Dem Spross einer Diplomatenfamilie aus dem Mühlviertel war das internationale Parkett vertraut. Dass er sich auf dessen Bühne durchaus wohlfühlte, war zuletzt schon als Außenminister augenscheinlich. Der mehrfache Familienvater, der sich als umgänglicher Geist und liberal gesinnter Bürgerlicher einen Ruf gemacht hatte, trat der ÖVP erst Anfang 2020 bei – fortan positionierte er sich unmissverständlich als türkiser Hardliner. Was seine bisherigen Positionen über seinen zukünftigen Kurs verraten:

  • EU: Wenig Zweifel gibt es, dass Schallenberg als Bundeskanzler die Außen- und Europapolitik, konkret die EU-Integration Österreichs, zu einem der Kernthemen seiner Politik machen und wohl auch ganz persönlich prägen wird. Anders als seine Vorgänger an der Regierungsspitze ist der studierte Jurist und gelernte Diplomat in dieser Materie nämlich "zu Hause" wie sonst kaum jemand. Das hat familiäre Hintergründe (sein Vater war Außenamtsgeneralsekretär unter ÖVP-Minister Alois Mock zu Zeiten des EU-Beitritts 1995), aber auch biografische: "Europa" hat fast sein gesamtes Berufsleben seit 25 Jahren dominiert. Schallenberg absolvierte das renommierte Europakolleg in Brügge. Bei der Regierungskonferenz zur Erarbeitung des EU-Verfassungsvertrages 2002 war er als Leiter der Rechtsabteilung der Ständigen Vertretung in Brüssel ganz vorne dabei, er kennt in den EU-Verträgen jeden Beistrich. Der Kanzler, der anders als Kurz neben Englisch exzellent Französisch spricht, wird es sich nicht nehmen lassen, der Europapolitik ganz seinen Stempel aufzudrücken, auch als sehr aktiver Regierungschef im Kreis des Europäischen Rates.

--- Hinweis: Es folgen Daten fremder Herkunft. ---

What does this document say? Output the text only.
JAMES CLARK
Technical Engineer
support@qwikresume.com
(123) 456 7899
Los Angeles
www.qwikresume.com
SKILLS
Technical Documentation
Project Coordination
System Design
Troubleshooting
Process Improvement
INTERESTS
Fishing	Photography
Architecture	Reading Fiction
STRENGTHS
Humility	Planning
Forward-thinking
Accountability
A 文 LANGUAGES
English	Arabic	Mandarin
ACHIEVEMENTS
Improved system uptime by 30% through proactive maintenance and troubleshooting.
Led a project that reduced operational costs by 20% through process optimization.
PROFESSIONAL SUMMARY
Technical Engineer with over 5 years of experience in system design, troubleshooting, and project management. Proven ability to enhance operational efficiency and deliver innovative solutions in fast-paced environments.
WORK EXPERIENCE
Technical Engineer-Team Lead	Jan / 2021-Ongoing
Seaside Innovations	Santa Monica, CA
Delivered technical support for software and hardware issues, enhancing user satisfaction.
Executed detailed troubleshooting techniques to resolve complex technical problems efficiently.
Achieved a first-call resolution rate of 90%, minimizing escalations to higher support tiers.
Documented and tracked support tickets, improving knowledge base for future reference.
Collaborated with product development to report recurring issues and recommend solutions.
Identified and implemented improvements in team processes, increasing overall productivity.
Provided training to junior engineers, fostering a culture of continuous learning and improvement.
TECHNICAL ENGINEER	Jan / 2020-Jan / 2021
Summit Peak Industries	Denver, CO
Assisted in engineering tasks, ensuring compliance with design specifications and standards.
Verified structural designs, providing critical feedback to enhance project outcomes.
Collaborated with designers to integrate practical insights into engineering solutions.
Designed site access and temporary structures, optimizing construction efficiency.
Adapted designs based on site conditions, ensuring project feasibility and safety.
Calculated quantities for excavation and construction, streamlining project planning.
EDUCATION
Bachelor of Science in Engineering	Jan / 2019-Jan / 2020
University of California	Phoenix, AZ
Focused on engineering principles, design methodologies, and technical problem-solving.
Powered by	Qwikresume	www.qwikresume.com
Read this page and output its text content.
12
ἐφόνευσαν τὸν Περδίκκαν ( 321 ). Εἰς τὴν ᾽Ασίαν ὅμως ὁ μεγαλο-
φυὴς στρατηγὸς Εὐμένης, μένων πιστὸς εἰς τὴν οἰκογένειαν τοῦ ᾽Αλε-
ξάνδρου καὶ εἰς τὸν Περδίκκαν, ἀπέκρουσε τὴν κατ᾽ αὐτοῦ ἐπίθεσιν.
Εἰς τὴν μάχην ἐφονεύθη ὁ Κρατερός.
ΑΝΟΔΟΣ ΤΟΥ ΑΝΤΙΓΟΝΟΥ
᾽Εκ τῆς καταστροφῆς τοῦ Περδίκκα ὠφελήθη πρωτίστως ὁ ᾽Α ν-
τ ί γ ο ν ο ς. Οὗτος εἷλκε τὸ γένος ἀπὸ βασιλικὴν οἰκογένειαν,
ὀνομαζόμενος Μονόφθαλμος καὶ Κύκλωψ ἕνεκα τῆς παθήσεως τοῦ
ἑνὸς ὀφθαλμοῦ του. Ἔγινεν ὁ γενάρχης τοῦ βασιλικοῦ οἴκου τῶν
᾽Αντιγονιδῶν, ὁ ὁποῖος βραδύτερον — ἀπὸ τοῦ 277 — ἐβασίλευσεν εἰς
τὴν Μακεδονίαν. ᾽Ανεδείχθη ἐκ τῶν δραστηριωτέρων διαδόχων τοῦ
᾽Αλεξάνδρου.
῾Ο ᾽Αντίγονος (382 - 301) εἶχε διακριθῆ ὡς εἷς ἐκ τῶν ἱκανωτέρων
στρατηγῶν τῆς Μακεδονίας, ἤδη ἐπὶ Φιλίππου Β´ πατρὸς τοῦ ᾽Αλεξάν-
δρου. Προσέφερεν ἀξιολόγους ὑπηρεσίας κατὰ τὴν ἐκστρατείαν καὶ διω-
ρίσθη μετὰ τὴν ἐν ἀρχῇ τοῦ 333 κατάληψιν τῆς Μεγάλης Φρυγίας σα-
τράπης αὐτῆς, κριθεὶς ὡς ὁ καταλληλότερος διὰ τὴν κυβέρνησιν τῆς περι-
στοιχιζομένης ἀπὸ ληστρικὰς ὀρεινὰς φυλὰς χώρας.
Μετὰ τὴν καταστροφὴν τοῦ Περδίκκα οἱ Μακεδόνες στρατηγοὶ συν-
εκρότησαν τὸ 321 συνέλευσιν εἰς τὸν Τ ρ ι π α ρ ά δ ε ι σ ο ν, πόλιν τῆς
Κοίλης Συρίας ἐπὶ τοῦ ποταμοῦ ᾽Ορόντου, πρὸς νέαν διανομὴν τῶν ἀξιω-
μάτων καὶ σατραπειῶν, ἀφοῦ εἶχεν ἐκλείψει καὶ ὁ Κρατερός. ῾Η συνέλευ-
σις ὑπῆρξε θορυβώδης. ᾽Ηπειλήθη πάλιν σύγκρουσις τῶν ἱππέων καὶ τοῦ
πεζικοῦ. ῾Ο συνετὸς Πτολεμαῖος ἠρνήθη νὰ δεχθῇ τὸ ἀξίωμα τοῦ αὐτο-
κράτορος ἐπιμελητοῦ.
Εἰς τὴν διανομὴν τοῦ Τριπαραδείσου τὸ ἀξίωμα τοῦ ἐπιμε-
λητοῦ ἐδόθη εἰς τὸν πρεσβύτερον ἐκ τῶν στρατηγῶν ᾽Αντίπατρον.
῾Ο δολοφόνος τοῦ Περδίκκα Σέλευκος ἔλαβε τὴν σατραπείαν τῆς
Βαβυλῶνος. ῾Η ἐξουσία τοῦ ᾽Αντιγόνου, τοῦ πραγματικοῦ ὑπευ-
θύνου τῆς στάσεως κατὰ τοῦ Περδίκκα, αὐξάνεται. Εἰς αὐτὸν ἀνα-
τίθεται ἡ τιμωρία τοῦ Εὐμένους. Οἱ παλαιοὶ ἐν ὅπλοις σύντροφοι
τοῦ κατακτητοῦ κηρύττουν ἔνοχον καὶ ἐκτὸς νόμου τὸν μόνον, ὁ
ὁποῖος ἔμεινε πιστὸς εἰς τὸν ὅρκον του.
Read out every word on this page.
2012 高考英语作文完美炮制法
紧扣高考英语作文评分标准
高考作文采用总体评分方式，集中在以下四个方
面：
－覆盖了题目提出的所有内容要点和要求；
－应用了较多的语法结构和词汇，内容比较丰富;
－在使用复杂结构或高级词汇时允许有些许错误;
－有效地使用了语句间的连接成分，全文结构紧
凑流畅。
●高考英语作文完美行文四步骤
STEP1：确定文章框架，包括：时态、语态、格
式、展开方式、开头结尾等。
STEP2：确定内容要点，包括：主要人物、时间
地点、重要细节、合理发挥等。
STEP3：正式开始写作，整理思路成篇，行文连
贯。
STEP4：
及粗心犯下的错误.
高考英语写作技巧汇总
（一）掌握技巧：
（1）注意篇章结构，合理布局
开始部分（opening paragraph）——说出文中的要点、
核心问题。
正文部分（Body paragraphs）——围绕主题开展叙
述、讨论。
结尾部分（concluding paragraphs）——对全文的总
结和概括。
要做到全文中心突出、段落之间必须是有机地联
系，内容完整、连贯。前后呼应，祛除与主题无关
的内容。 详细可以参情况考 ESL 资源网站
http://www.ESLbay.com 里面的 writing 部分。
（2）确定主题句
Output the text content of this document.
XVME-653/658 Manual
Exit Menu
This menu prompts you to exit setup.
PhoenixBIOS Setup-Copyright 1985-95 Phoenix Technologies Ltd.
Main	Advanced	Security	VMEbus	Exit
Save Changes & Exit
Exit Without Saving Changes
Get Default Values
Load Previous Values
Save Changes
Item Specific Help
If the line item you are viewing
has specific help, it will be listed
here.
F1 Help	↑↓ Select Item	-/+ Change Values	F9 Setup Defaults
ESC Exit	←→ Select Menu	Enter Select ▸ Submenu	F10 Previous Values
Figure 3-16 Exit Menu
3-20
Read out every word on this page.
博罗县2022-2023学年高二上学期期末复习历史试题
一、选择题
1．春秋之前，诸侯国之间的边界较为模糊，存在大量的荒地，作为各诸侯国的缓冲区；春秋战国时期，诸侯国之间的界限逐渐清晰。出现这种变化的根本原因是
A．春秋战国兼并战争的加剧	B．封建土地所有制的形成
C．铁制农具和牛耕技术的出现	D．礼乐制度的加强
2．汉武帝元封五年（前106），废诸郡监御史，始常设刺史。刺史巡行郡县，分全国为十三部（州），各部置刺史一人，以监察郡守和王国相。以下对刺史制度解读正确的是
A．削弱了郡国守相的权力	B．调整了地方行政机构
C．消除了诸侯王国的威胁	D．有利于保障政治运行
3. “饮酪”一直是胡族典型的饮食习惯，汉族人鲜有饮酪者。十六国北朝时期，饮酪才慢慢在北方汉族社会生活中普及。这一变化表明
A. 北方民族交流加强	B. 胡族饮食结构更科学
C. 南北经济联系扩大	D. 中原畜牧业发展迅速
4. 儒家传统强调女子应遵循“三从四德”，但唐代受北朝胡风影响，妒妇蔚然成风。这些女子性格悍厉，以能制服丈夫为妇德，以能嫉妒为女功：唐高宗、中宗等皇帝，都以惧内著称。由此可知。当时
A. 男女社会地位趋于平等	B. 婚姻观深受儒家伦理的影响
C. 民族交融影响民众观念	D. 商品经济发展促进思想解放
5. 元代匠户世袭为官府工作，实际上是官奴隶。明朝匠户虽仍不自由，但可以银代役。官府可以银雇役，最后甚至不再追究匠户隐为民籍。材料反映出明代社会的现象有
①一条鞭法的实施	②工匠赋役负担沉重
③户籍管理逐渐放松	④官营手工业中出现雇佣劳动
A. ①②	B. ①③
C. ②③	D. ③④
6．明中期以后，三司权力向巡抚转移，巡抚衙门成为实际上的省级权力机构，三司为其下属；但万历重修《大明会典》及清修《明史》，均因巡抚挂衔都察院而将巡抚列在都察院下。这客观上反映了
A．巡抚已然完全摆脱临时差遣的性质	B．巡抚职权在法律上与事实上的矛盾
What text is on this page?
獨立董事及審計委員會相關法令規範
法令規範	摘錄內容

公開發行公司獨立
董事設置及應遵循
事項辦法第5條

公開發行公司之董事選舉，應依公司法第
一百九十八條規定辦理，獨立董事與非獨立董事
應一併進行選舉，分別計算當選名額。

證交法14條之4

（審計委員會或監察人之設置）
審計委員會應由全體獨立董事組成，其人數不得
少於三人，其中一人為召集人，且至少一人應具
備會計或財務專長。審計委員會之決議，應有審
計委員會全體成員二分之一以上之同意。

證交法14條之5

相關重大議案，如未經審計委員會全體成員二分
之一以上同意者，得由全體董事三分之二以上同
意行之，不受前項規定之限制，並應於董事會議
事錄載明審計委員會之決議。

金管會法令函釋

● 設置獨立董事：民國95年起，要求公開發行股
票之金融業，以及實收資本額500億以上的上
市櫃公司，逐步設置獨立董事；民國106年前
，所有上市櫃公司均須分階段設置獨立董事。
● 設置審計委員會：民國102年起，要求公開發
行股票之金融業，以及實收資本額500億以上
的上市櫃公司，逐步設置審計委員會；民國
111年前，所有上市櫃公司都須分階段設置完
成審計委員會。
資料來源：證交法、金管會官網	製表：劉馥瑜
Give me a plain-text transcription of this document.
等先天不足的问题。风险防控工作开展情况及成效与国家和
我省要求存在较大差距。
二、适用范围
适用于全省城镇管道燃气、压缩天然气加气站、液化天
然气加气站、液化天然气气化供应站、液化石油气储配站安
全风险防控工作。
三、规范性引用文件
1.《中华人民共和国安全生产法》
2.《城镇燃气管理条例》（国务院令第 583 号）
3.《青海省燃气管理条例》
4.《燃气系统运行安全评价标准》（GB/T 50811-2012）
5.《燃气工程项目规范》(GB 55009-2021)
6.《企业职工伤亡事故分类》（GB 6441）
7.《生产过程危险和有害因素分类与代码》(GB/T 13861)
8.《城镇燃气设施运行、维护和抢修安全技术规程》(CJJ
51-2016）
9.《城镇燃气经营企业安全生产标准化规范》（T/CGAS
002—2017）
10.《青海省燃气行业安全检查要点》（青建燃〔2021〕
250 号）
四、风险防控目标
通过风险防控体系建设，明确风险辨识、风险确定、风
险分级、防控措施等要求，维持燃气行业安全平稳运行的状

  • Migration: Schallenberg zeigte sich beim Thema Flucht und Migration ähnlich hart wie Sebastian Kurz. Er argumentiert, dass jegliche Verteilung von Flüchtlingen in Europa nur noch mehr Flüchtlingsströme nach sich ziehe. Im September 2020 unterstrich Schallenberg die Haltung Österreichs, keinen einzigen Menschen aus dem abgebrannten Elendslager Moria, Griechenland, aufzunehmen, im ORF-Fernsehen mit den Worten: "Wir müssen diese Debatte, glaube ich, deemotionalisieren, wir müssen sie rationalisieren. Und nicht bei jedem Fall, wenn ein Schiff an der Küste Europas auftaucht oder ein Zwischenfall in einem Lager ist oder eben so eine Notlage, gibt es sofort das Geschrei der Verteilung." Später bedauerte Schallenberg zwar seine Wortwahl, in der Sache bleibt er aber bei seiner Haltung, wie er dem Profil sagte: "Ich habe seit 2015 bei der Gestaltung der Migrationspolitik mitgearbeitet und bin in dieser Frage ein Überzeugungstäter." Gleichzeitig wähnt er sich als Kämpfer für Menschenrechte, führt etwa den Schutz der Minderheiten als politisches Ziel an. Während der Afghanistan-Krise nach dem Abzug der Amerikaner sprach sich Schallenberg gegen die Aufnahme von Flüchtlingen aus. Nach dem Fall der Hauptstadt Kabul machte er sich allerdings im Gegensatz zu Innenminister Karl Nehammer nicht mehr für Abschiebungen nach Afghanistan stark.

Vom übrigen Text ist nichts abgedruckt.